Testosterone levels are confirmed through a blood test. Testosterone exists in your bloodstream in two forms– “bound” testosterone and “free” testosterone. The majority of bound testosterone in the body is chemically bound to a protein called “sex hormone binding globulin” (SHBG). The remaining bound testosterone in the system is mostly bound to another protein called albumin. Free testosterone is not chemically attached to any proteins and is considered the “active” form of testosterone, as it is readily available to bind to androgen receptor sites on cells. Normal testosterone level of combined bound and free testosterone in male bodies can range anywhere from 300-1100 ng/dl (nanograms per deciliter). Levels will vary with age and individual factors. Levels of free testosterone can range between 0.3%-5% of the total testosterone count, with about 2% considered an optimal level.
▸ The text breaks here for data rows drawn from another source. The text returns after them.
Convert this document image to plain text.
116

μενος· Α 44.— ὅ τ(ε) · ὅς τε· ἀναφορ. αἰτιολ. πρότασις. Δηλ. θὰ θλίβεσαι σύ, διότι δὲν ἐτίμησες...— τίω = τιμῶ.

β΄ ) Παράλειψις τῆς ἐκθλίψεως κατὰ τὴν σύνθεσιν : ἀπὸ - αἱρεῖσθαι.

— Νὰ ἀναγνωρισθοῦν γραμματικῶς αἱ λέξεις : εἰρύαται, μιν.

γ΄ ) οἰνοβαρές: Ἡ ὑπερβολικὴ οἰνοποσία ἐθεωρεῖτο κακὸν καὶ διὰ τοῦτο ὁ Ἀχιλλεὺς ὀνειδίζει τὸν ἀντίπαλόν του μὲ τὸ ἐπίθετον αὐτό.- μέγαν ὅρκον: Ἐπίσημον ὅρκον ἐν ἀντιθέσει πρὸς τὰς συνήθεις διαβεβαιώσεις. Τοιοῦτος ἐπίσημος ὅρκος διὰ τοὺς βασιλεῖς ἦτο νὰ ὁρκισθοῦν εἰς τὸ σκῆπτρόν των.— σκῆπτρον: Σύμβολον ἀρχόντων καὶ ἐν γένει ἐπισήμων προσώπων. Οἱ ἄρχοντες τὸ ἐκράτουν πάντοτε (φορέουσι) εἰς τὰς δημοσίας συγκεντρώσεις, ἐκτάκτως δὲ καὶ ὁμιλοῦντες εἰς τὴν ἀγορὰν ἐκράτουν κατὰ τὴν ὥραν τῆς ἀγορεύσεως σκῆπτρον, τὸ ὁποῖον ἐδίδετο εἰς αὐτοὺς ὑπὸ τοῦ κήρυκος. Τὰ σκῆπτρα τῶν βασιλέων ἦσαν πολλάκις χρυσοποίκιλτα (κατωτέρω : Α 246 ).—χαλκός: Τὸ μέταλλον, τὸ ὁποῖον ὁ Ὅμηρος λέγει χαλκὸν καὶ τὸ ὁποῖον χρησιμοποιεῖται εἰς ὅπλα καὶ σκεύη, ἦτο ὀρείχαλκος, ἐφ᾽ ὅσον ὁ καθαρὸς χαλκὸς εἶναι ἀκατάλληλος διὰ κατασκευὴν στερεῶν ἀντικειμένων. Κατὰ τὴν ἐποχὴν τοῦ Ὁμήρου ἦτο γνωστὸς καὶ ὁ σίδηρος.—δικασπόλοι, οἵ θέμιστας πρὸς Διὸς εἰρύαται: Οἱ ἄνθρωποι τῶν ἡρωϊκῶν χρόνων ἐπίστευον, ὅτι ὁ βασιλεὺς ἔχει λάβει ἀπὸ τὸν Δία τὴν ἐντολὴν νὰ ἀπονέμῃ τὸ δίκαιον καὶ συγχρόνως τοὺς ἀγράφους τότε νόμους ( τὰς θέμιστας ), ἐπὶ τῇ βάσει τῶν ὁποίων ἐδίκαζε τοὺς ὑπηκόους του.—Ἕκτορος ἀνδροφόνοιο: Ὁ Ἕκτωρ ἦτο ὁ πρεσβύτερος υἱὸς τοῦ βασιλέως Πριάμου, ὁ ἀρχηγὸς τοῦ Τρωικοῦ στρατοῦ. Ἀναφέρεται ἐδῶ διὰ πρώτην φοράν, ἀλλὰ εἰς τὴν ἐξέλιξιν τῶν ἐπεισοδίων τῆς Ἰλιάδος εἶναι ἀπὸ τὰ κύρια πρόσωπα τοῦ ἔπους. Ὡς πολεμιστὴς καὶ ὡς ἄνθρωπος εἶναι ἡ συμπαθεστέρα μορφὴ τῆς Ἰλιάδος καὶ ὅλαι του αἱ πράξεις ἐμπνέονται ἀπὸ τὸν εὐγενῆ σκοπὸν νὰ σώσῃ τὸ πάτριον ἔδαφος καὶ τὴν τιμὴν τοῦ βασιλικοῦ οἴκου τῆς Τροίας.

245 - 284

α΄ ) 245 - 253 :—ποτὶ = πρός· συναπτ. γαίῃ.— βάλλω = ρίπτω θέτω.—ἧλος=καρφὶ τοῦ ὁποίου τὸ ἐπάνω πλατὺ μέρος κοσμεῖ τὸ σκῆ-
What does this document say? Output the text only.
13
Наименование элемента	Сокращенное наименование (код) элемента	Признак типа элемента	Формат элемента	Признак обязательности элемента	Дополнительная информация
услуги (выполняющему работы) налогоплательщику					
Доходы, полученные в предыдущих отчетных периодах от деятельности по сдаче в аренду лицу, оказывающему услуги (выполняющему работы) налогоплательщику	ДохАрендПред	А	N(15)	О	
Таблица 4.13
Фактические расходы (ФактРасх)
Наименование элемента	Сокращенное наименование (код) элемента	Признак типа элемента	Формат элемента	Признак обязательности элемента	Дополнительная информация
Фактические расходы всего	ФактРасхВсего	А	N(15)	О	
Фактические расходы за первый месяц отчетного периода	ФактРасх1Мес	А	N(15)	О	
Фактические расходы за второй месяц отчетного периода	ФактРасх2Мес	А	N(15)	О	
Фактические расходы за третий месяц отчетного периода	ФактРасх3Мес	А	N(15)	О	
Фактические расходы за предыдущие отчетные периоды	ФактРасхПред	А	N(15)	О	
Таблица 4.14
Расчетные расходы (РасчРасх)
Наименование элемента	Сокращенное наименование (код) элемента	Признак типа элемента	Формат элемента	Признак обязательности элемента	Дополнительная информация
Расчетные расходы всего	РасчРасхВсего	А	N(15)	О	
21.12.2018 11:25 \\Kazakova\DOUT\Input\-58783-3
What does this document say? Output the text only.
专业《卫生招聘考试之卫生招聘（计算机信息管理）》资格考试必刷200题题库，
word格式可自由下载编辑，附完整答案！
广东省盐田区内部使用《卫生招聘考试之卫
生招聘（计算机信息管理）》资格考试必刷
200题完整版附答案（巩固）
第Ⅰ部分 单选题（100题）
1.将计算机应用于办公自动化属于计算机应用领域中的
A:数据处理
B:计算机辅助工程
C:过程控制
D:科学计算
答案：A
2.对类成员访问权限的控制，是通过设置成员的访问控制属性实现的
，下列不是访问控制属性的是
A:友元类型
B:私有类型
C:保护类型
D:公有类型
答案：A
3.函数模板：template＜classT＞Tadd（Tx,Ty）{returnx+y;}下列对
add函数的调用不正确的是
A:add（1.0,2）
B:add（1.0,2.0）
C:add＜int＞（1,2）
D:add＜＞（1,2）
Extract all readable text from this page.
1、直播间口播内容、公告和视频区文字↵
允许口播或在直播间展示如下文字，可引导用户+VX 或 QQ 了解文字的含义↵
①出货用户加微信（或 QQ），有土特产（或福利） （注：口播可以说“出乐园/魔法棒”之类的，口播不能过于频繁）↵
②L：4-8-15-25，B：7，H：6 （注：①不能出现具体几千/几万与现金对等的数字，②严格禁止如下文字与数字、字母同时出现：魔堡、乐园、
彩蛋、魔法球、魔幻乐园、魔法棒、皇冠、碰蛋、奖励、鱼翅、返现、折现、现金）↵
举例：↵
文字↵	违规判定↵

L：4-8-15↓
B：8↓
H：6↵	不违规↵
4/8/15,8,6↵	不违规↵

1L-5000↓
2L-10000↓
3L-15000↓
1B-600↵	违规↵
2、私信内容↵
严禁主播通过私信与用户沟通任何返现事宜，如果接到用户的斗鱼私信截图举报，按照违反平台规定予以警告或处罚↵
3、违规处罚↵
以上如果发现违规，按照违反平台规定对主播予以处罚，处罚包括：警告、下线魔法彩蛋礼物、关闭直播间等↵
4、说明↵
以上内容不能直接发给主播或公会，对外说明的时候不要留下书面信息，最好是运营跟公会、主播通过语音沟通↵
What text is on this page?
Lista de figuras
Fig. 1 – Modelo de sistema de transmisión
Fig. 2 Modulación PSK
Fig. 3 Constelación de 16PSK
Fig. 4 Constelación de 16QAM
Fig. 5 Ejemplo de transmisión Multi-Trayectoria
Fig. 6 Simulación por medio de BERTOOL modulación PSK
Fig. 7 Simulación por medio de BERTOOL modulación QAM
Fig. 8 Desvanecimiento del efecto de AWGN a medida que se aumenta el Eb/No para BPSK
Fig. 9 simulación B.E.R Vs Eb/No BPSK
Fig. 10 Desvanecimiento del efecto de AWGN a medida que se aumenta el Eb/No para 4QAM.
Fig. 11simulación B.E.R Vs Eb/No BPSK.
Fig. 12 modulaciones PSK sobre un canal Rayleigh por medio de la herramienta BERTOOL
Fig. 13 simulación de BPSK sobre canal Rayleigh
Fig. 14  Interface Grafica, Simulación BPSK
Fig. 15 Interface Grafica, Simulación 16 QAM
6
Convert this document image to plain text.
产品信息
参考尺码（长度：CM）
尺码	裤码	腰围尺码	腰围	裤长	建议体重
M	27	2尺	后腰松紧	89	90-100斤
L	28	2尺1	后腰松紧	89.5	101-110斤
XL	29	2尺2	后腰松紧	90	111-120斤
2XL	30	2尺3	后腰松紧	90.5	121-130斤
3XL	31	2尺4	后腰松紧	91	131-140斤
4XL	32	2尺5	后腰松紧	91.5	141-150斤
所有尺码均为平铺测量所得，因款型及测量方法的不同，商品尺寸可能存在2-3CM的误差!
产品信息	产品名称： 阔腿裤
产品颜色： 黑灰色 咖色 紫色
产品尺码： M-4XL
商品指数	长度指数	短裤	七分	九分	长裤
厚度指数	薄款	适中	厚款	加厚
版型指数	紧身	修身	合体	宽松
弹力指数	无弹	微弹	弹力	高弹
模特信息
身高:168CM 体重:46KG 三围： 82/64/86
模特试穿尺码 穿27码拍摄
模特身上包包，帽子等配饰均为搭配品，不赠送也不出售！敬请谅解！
Much of the testosterone that is prescribed for the purposes of hormone therapy is in the form of testosterone “esters.” An ester is simply a name for a chemical compound that is formed from reaction between a carboxylic acid and an alcohol.

There are several different esters of testosterone, including the commonly prescribed testosterone enanthate and testosterone cypionate.

Testosterone enanthate (7 carbons) and testosterone cypionate (8 carbons) both take about 8-10 days to be fully released in the system, and so they are typically injected once every 7-14 days.